Conventional wisdom once was that any cozy worth its salt had a cat and/or a teapot on its cover. Cattery Row is not that kind of cozy. Theda isn’t sitting around in a floral print dress with a white lace collar sipping tea in her drawing room. She’s more likely to wear jeans and a leather jacket while pounding down Blue Moon beer at a local music haunt. Although I’m neither a cat fancier, nor a connoisseur of contemporary music, I appreciated Cattery Row for its tight plotting, character development and the tidy way the author ties together loose ends. It’s a fitting follow-up to her first book, Mew is for Murder. No sophomore slump for Clea Simon!

 

By Diana Vickery. First published in the Cozy Library, August 16, 2006.

 

(2005) Mew is for Murder

 

After free-lance writer Theda Krakow successfully pitches an article  to the editor of the Boston Morning Mail, the elderly woman who was to be the subject of the story dies. It’s Theda who finds the body of Lillian Helmhold in her home, surrounded by a slew of cats she has rescued and cared for. The police believe Lillian’s death was an accident, but the older woman’s young friend Violet believes it was murder. Theda isn’t so sure.
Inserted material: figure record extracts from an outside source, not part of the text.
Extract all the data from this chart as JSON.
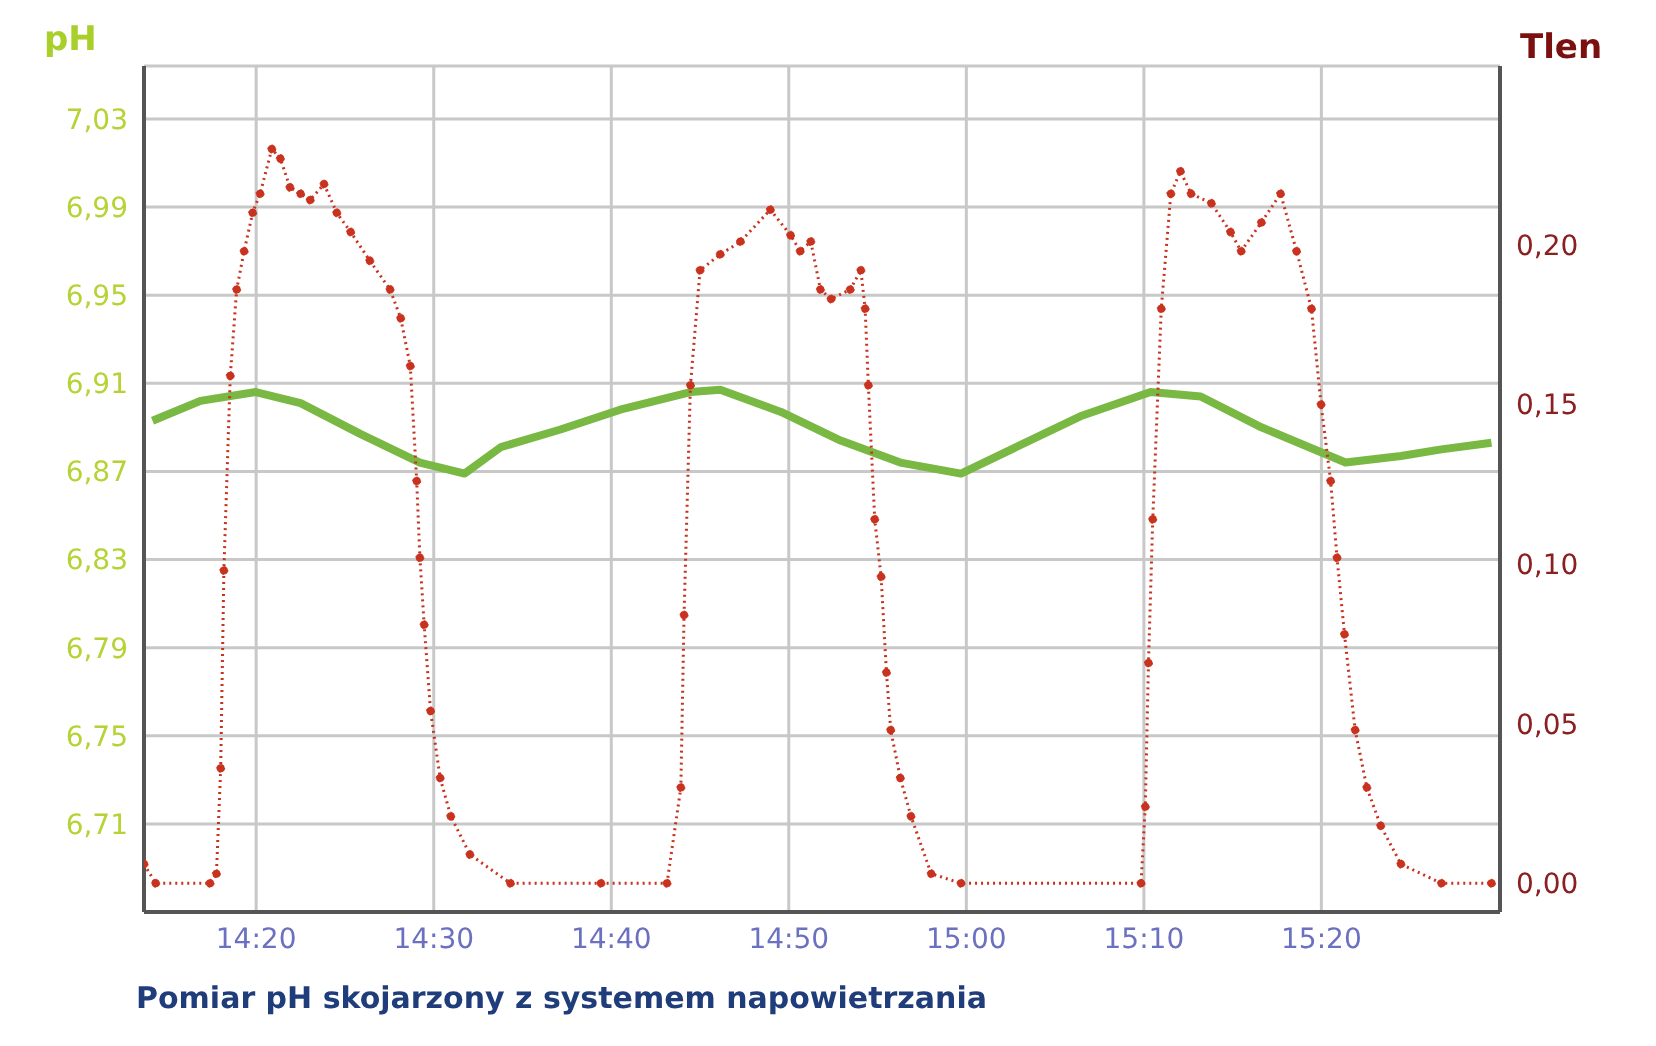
{
  "chart_data": {
    "type": "line",
    "title": "Pomiar pH skojarzony z systemem napowietrzania",
    "ylabel": "pH",
    "y2label": "Tlen",
    "xlim": [
      14.228,
      15.501
    ],
    "xticks": [
      {
        "value": 14.3333,
        "label": "14:20"
      },
      {
        "value": 14.5,
        "label": "14:30"
      },
      {
        "value": 14.6667,
        "label": "14:40"
      },
      {
        "value": 14.8333,
        "label": "14:50"
      },
      {
        "value": 15,
        "label": "15:00"
      },
      {
        "value": 15.1667,
        "label": "15:10"
      },
      {
        "value": 15.3333,
        "label": "15:20"
      }
    ],
    "ylim": [
      6.67,
      7.054
    ],
    "yticks": [
      {
        "value": 6.71,
        "label": "6,71"
      },
      {
        "value": 6.75,
        "label": "6,75"
      },
      {
        "value": 6.79,
        "label": "6,79"
      },
      {
        "value": 6.83,
        "label": "6,83"
      },
      {
        "value": 6.87,
        "label": "6,87"
      },
      {
        "value": 6.91,
        "label": "6,91"
      },
      {
        "value": 6.95,
        "label": "6,95"
      },
      {
        "value": 6.99,
        "label": "6,99"
      },
      {
        "value": 7.03,
        "label": "7,03"
      }
    ],
    "y2lim": [
      -0.009,
      0.256
    ],
    "y2ticks": [
      {
        "value": 0,
        "label": "0,00"
      },
      {
        "value": 0.05,
        "label": "0,05"
      },
      {
        "value": 0.1,
        "label": "0,10"
      },
      {
        "value": 0.15,
        "label": "0,15"
      },
      {
        "value": 0.2,
        "label": "0,20"
      }
    ],
    "grid": true,
    "series": [
      {
        "color": "#78b843",
        "line_style": "solid",
        "marker": "none",
        "x": [
          14.236,
          14.281,
          14.333,
          14.375,
          14.431,
          14.487,
          14.529,
          14.563,
          14.619,
          14.675,
          14.741,
          14.769,
          14.826,
          14.882,
          14.938,
          14.995,
          15.051,
          15.107,
          15.173,
          15.22,
          15.277,
          15.356,
          15.408,
          15.446,
          15.493
        ],
        "values": [
          6.893,
          6.902,
          6.906,
          6.901,
          6.887,
          6.874,
          6.869,
          6.881,
          6.889,
          6.898,
          6.906,
          6.907,
          6.897,
          6.884,
          6.874,
          6.869,
          6.882,
          6.895,
          6.906,
          6.904,
          6.89,
          6.874,
          6.877,
          6.88,
          6.883
        ]
      },
      {
        "axis": "y2",
        "color": "#c8321e",
        "line_style": "dotted",
        "marker": "circle",
        "x": [
          14.228,
          14.239,
          14.29,
          14.296,
          14.3,
          14.303,
          14.309,
          14.315,
          14.322,
          14.33,
          14.337,
          14.348,
          14.356,
          14.365,
          14.375,
          14.384,
          14.397,
          14.409,
          14.422,
          14.44,
          14.459,
          14.469,
          14.478,
          14.484,
          14.487,
          14.491,
          14.497,
          14.506,
          14.516,
          14.534,
          14.572,
          14.657,
          14.719,
          14.732,
          14.735,
          14.741,
          14.75,
          14.769,
          14.788,
          14.816,
          14.835,
          14.844,
          14.854,
          14.863,
          14.873,
          14.891,
          14.901,
          14.905,
          14.908,
          14.914,
          14.92,
          14.925,
          14.929,
          14.938,
          14.948,
          14.967,
          14.995,
          15.164,
          15.168,
          15.171,
          15.175,
          15.183,
          15.192,
          15.201,
          15.211,
          15.23,
          15.248,
          15.258,
          15.277,
          15.295,
          15.31,
          15.324,
          15.333,
          15.342,
          15.348,
          15.355,
          15.365,
          15.376,
          15.389,
          15.408,
          15.446,
          15.493
        ],
        "values": [
          0.006,
          0,
          0,
          0.003,
          0.036,
          0.098,
          0.159,
          0.186,
          0.198,
          0.21,
          0.216,
          0.23,
          0.227,
          0.218,
          0.216,
          0.214,
          0.219,
          0.21,
          0.204,
          0.195,
          0.186,
          0.177,
          0.162,
          0.126,
          0.102,
          0.081,
          0.054,
          0.033,
          0.021,
          0.009,
          0,
          0,
          0,
          0.03,
          0.084,
          0.156,
          0.192,
          0.197,
          0.201,
          0.211,
          0.203,
          0.198,
          0.201,
          0.186,
          0.183,
          0.186,
          0.192,
          0.18,
          0.156,
          0.114,
          0.096,
          0.066,
          0.048,
          0.033,
          0.021,
          0.003,
          0,
          0,
          0.024,
          0.069,
          0.114,
          0.18,
          0.216,
          0.223,
          0.216,
          0.213,
          0.204,
          0.198,
          0.207,
          0.216,
          0.198,
          0.18,
          0.15,
          0.126,
          0.102,
          0.078,
          0.048,
          0.03,
          0.018,
          0.006,
          0,
          0
        ]
      }
    ]
  }
}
But the more she learns about the victim, the more suspicious she, too, becomes.

 

Thanks to her interest in Lillian and the fate of her cats, Theda is pulling out of a months-long funk. Theda’s sense of loss was brought on by the death of her beloved cat James and, to a lesser extent, by the move of her most recent love interest, Rick, to Arizona. Although Theda opted to stay in her Cambridge MA neighborhood rather than moving with him, that doesn’t keep her from feeling low. Theda’s recovery is helped by Musetta, one of Lillian’s kitten she hid away to keep from being taken to a shelter.

 

Although I’m not a huge fan of books in which animals play a prominent role, I really enjoyed Mew is for Murder. Clea Simon has created a very attractive heroine in Theda Krakow and the story rings truer than any cozy in recent memory. The author’s portrayal of the ups and downs of making a living as a free-lance writer are quite realistic; I spent years as a newspaper stringer and am in a position to judge. Plus the story moves along with a pleasant rhythm, solid writing and a very satisfying conclusion – leaving readers wanting more.

 

But what I liked most about Mew is for Murder that it will appeal to younger readers, who will be able to identify with Theda’s situation and appreciate the references to the Cambridge music/club scene, without leaving more mature readers (like me) feeling excluded and – well, old. Clea Simon is the author of non-fiction books about both cats and mental illness. I was very thankful she didn’t feel the need to tell us everything she knows about those topics. She did, however, strike just the right balance by cluing in readers about those topics related to the story without sounding like a lecturer. I can’t wait for the next book in the series.